I was stunned. Here’s a world-class musician that made angelic music for which people paid dearly to hear. I said “Gabor… Why do you say that?” He leaned forward and said “Because, you make music when you want to. I make music because I *have* to.”
I’m a scientist and I truly love what I do. I’ve thought long and hard about that evening for forty years. I thought it was among the saddest things I’d heard anyone tell me because it meant that somehow, the joy had been wrung out of what he did. I know how physically demanding and hard the work is and the injuries that often result (I’m an amateur but due to osteoarthritis and what playing I do, had to have my right shoulder reconstructed when all the tendons finally let go). I can only imagine how exhausting the constant traveling must be. But I cannot help but think that those of you who can make a living of your music must’ve gone into it because at some level you loved it. At least, that’s what I like to think…
Thank you for these lovely stories!!! Love Love Love! Hope you’re doing well! Always so thankful when thinking of you! Sending you a big hug!

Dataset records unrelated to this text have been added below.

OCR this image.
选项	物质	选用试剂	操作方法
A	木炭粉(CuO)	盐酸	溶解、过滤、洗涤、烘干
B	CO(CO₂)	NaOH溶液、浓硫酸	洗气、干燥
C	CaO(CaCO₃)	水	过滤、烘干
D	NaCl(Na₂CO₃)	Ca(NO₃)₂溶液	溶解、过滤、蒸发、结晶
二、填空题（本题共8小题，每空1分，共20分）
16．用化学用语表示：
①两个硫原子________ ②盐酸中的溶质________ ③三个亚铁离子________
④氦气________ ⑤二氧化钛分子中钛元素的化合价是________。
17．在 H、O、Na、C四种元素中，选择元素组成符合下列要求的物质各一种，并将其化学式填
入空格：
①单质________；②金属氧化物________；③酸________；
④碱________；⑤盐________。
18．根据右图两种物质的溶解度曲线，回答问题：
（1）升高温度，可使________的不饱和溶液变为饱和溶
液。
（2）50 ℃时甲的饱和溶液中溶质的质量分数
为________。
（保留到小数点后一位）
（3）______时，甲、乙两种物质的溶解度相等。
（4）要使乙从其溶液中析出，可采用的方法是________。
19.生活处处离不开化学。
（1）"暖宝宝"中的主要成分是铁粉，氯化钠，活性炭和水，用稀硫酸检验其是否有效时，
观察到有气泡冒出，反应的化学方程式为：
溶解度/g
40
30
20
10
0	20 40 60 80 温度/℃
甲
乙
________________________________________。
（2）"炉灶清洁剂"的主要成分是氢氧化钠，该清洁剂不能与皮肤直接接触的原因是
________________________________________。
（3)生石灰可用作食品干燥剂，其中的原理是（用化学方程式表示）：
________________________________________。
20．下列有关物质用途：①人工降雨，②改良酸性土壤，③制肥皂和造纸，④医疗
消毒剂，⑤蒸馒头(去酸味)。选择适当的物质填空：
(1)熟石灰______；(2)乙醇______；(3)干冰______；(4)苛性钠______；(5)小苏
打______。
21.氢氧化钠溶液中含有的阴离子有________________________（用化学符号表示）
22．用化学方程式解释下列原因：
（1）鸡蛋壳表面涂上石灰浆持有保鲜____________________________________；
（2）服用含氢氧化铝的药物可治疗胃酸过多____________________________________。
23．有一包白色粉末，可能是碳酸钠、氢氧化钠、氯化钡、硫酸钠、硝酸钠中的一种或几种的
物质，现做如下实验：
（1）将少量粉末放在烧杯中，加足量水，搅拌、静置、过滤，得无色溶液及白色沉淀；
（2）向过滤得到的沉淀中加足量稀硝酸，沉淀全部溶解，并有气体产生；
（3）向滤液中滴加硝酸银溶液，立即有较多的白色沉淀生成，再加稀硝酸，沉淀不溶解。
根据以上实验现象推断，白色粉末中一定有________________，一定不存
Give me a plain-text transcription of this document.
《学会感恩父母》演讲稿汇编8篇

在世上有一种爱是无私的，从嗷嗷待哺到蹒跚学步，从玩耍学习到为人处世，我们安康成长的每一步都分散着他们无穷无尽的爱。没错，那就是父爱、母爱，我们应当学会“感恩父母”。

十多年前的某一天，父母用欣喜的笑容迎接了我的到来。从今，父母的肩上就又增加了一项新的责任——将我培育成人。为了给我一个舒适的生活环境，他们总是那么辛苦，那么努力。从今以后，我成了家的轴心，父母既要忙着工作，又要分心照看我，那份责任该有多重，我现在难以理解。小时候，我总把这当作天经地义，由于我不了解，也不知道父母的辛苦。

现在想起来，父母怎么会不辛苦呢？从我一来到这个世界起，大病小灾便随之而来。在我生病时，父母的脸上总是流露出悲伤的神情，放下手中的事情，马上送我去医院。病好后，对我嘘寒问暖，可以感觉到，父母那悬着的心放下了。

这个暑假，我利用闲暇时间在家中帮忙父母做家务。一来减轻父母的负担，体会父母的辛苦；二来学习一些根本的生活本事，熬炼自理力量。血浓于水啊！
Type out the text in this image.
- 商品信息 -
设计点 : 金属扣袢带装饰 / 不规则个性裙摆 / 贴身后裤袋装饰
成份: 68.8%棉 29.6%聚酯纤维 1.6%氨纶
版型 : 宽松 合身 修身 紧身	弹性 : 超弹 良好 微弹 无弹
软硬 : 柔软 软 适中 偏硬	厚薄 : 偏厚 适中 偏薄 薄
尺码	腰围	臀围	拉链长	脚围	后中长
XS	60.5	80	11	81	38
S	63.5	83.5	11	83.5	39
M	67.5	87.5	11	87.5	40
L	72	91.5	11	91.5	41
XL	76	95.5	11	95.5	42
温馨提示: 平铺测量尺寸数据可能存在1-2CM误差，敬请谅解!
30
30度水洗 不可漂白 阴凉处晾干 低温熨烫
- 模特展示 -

You might enjoy my book “Music for the Love of It”, an historical look at amateur music-making. https://www.amazon.com/Music-Love-Episodes-Amateur-Music-Making/dp/9659278233
I will gladly send you a copy if you send me your address.
Beautiful little article!
I find chess to remind me of music- especially the patterns of how people tend to play- aggressively vs passively or passive-aggressively, as the case may be!
So well told. Thanks!
My favorite story in that vein is, after playing his recital Fritz Kreisler greeted well wishers in the Green room, when a young man strode up to the great man and stated, “Mr. Kreisler, that was magnificant; I would give my life to play like that.”, to which Kreisler is reputed to have said, “Young man, I did.”
The Longwood Symphony Orchestra is composed entirely of health-care professionals working in the Boston area. The orchestra was founded in 1982 and presents ~5 concerts annually at the New England Conservatory’s Jordan Hall. The repertoire is challenging (Mahler 1st Mendelssohn 4th..) and the performances compelling.